Dreißig Kilometer von diesem Punkt entfernt ereignete sich am 20. April 1986 der schwerste Unfall in der Geschichte der zivilen Atomkraftnutzung. Um 1 Uhr, 23 Minuten und 40 Sekunden explodierte der vierte Reaktor in Tschernobyl. Das radioaktive Material, das dabei in die Luft geschleudert wurde, kontaminierte vor allem weite Teile der Ukraine und Weißrusslands. Das ukrainische Gesundheitsministerium schätzt, dass 2.646.106 Menschen in der Ukraine an den Folgen des Unfalls erkrankten, unter ihnen 643.030 Kinder.

Mühsam arbeitet sich der Kleinbus auf den verschneiten Wegen vorwärts und erreicht nach zehn Minuten das Dorf Scherepatsch. Zwischen Gestrüpp ducken sich kleine Holzhäuser mit eingeschlagenen Fenstern und schief sitzenden Türen. In einiger Entfernung modern lang gestreckte Stallruinen vor sich hin. Unmittelbar nach der Katastrophe waren aus der Region um Tschernobyl 151.000 Menschen evakuiert worden, in den folgenden Jahren mussten weitere 210.000 ihre Heimat verlassen. Wer in die 30-Kilometer-Zone, die so genannte Todeszone will, braucht bis heute eine Sondergenehmigung.

Doch die Todeszone ist alles andere als tot. Der Bus erreicht die Stadt Tschernobyl. In der Hauptstraße, der Uliza Sovetskaja, reihen sich Plattenbauten aneinander. Über der Straße verlaufen Gas-, Strom- und Telefonleitungen. „Die wurden oberirdisch verlegt, weil der Boden verseucht ist“, erklärt Maxim.

Vor der Katastrophe lebten in Tschernobyl 12.000 Menschen, heute sind es immer noch zwischen 2.000 und 4.000. Sie arbeiten bei der Feuerwehr, der Miliz, der Gebietsverwaltung, in Geschäften, Wäldern oder der einzigen Bar vor Ort.
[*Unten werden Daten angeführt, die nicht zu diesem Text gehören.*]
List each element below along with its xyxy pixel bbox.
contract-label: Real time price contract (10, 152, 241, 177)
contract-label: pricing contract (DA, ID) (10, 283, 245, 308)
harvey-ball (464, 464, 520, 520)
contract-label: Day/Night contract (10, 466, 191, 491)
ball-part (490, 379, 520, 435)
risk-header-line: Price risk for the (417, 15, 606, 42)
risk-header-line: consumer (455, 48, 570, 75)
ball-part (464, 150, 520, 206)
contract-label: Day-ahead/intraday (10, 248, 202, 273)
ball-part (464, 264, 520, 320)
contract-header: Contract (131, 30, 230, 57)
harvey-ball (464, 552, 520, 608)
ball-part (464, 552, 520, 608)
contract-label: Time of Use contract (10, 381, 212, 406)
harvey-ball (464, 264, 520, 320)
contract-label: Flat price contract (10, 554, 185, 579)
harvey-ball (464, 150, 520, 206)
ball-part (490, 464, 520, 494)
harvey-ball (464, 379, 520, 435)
Maximal zwei Wochen pro Monat dürfen sie sich in der Zone aufhalten.

Auch Maxim pendelt in diesem Rhythmus zwischen Tschernobyl und der 150 Kilometer entfernten ukrainischen Hauptstadt Kiew. Hat er keine Angst? „Ich habe mich daran gewöhnt und tue eben meine Arbeit“, sagt er und hält seinen Dosimeter hoch. „Gucken Sie mal“, sagt er, „hier ist die Strahlung geringer als in Kiew.“

Im Eingang der Außenstelle des Kiewer Katastrophenschutzministeriums steht ein altertümlich anmutendes Strahlenmessgerät. Besucher stellen sich auf eine Platte und legen die linke und rechte Hand jeweils auf eine Eisenfläche. Dann leuchtet ein grünes Lämpchen auf: „Sauber“. Im ersten Stock erläutert ein Mitarbeiter an einer Wandkarte den Verseuchungsgrad der verschiedenen Zonen. Er und seine Kollegen können sich dieser Tage kaum vor Nachfragen retten. Sind es zur Zeit vor allem Journalisten und Experten, die die Zone unsicher machen, melden sich seit einigen Jahren auch immer mehr Touristen zu dem Gruseltrip an.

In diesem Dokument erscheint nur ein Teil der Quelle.